Research

Experimental and behavioral economics at the intersection of markets, policy, and consumer choice

01

Consumer Behavior in Food & Wine Markets

My research examines how information, social influences, and sensory experiences shape consumer preferences and willingness to pay in food and wine markets through laboratory experiments and choice studies.

Recent work focuses on wine consumer behavior—tasting room dynamics, peer and expert influences on valuation, wine tourism (including COVID-19 impacts), and virtual wine experiences. I also study clean label preferences, examining how consumers perceive ingredient naturalness and navigate trade-offs between ingredient simplicity and product quality. This research integrates sensory science with economic valuation methods in collaboration with food scientists and hospitality researchers.

02

Behavioral Insights for Agriculture & Environment

Applying behavioral economics to agricultural and environmental challenges reveals how farmers, land managers, and consumers respond to policies and incentives in ways that standard models don't predict. My work examines barriers to technology uptake and opportunities for more effective policy design.

Current projects include forestry manager decisions about worker safety under uncertainty, payment mechanisms for environmental services, and regulatory impacts on food markets. Through interdisciplinary collaborations, I develop behaviorally informed interventions that account for how people actually make decisions under risk and uncertainty.

03

Innovative Experimental & Data Methods

Leading the Applied Experimental Economics Lab (AEELab) allows me to employ novel experimental methods in my research while training graduate students in these approaches. Key methodological contributions include the Random Quantity Mechanism—a cost-revealing procurement tool tested in laboratory and field settings—and methods for integrating sensory evaluation data with economic preference elicitation.

Beyond traditional experiments, my work incorporates diverse data sources including online social media data, video surveillance from retail environments, and real-time sales data from active stores. I'm particularly interested in discovering untapped data sources that can help answer behavioral and policy questions related to consumer choices and producer decisions in food, wine, and environmental markets. My approach combines experimental auctions, discrete choice experiments, and framed field experiments to provide credible causal identification.

Research Funding & Awards

My research program has secured over $684,000 in competitive grants from federal agencies, state agricultural boards, industry partners, and private foundations. These grants support experimental studies on consumer behavior, dairy product innovation, forestry management, and wine tourism economics. Projects range from controlled laboratory experiments to large-scale field interventions, often involving interdisciplinary collaborations across food science, forestry, and economics.

2022

Smart Forestry: Paving the Way from Forest Restoration to Mass Timber

Build Back Better with Mass Timber BBBRC Phase 2 Grant | Co-PI | $398,358

2020

Oregon Dairy Innovation Grant

Co-PI with J. Lim | $58,000

2018

BUILD Dairy

Western Dairy Center | Co-PI with J. Lim and L. Goddik | $134,000

2017

Driving Sales through Tasting Rooms: Behavioral Economics Approach to Consumer Choices

Oregon Wine Board | PI | $50,000

2017

AEELab Equipment Grants

Erath Family Foundation & CAS Learning Innovation | PI | $44,000

Honors & Recognition

  • 2021: James and Mildred Oldfield/E.R. Jackman Team Award, College of Agricultural Sciences, Oregon State University
  • 2016: AAEA Institutional and Behavioral Economics Section Student Paper Competition Winner
  • 2014: George F. Warren Award for Outstanding Publications (Cornell University)

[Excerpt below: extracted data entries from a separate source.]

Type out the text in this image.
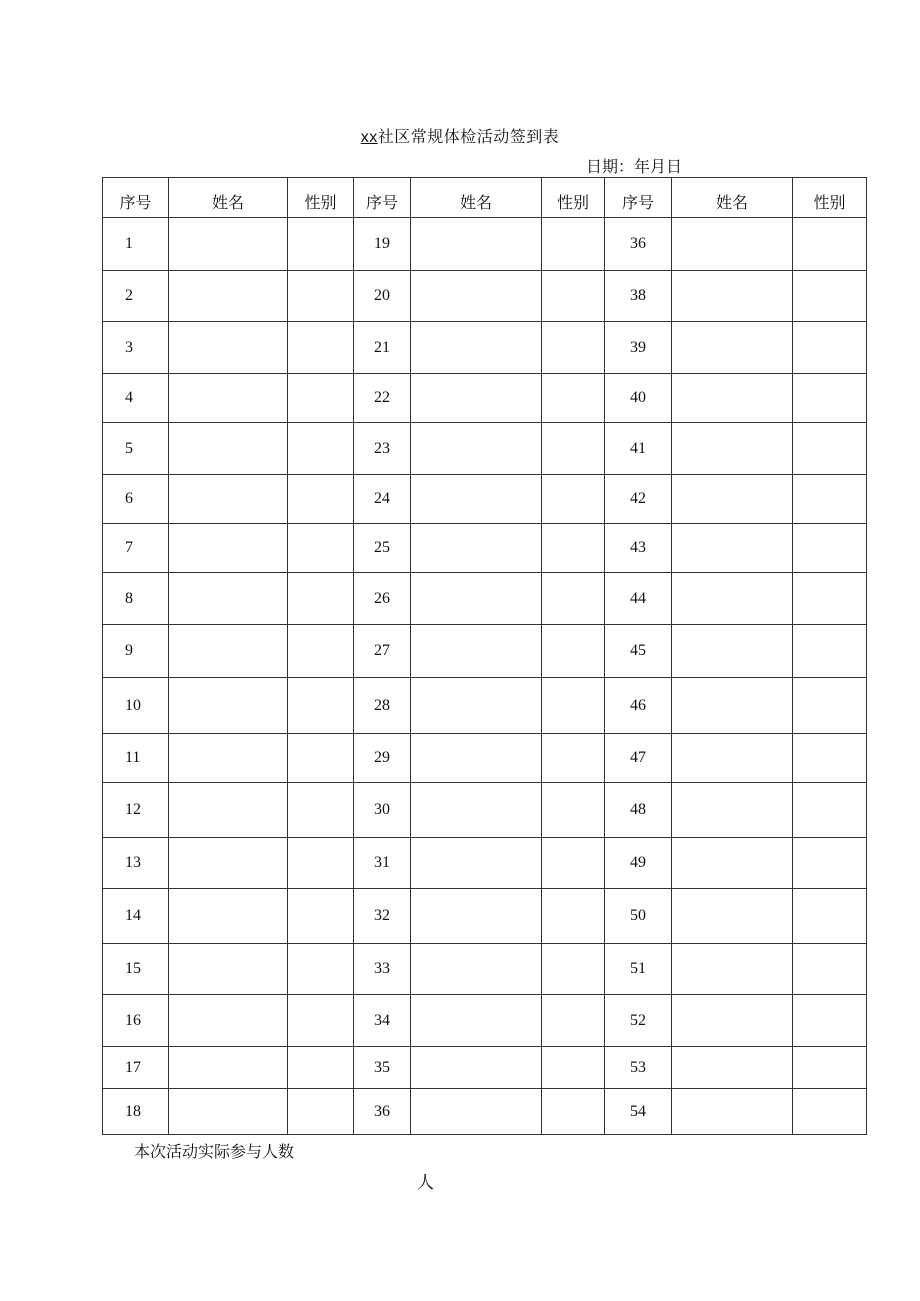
xx社区常规体检活动签到表
日期：年月日
序号	姓名	性别	序号	姓名	性别	序号	姓名	性别
1			19			36		
2			20			38		
3			21			39		
4			22			40		
5			23			41		
6			24			42		
7			25			43		
8			26			44		
9			27			45		
10			28			46		
11			29			47		
12			30			48		
13			31			49		
14			32			50		
15			33			51		
16			34			52		
17			35			53		
18			36			54		
本次活动实际参与人数
人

Research Lab & Affiliations

Applied Experimental Economics Lab (AEELab)

Director, Oregon State University (since 2017)

The AEELab provides state-of-the-art facilities for conducting controlled economic experiments with real monetary stakes. The lab enables rigorous testing of behavioral theories, evaluation of policy interventions, and investigation of consumer decision-making in carefully designed experimental environments. Research conducted in the AEELab spans food demand, environmental economics, and behavioral responses to information and incentives.

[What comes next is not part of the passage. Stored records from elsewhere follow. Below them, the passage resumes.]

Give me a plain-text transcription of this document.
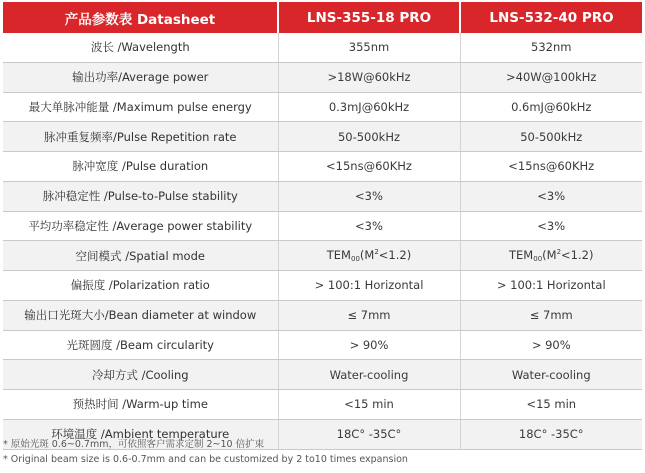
产品参数表 Datasheet	LNS-355-18 PRO	LNS-532-40 PRO
波长 /Wavelength	355nm	532nm
输出功率/Average power	>18W@60kHz	>40W@100kHz
最大单脉冲能量 /Maximum pulse energy	0.3mJ@60kHz	0.6mJ@60kHz
脉冲重复频率/Pulse Repetition rate	50-500kHz	50-500kHz
脉冲宽度 /Pulse duration	<15ns@60KHz	<15ns@60KHz
脉冲稳定性 /Pulse-to-Pulse stability	<3%	<3%
平均功率稳定性 /Average power stability	<3%	<3%
空间模式 /Spatial mode	$TEM_{00}(M^2<1.2)$	$TEM_{00}(M^2<1.2)$
偏振度 /Polarization ratio	> 100:1 Horizontal	> 100:1 Horizontal
输出口光斑大小/Bean diameter at window	≤ 7mm	≤ 7mm
光斑圆度 /Beam circularity	> 90%	> 90%
冷却方式 /Cooling	Water-cooling	Water-cooling
预热时间 /Warm-up time	<15 min	<15 min
环境温度 /Ambient temperature	18C° -35C°	18C° -35C°
* 原始光斑 0.6~0.7mm，可依照客户需求定制 2~10 倍扩束
* Original beam size is 0.6-0.7mm and can be customized by 2 to10 times expansion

Center for Behavioral and Experimental Agri-Environmental Research (CBEAR)

Fellow (since 2018)

CBEAR is an interdisciplinary research network spanning the University of Delaware and Johns Hopkins University. As a CBEAR Fellow, I collaborate with researchers across institutions on projects applying behavioral and experimental methods to agricultural and environmental policy questions. The center facilitates knowledge exchange, methodological innovation, and translation of research findings into actionable policy recommendations.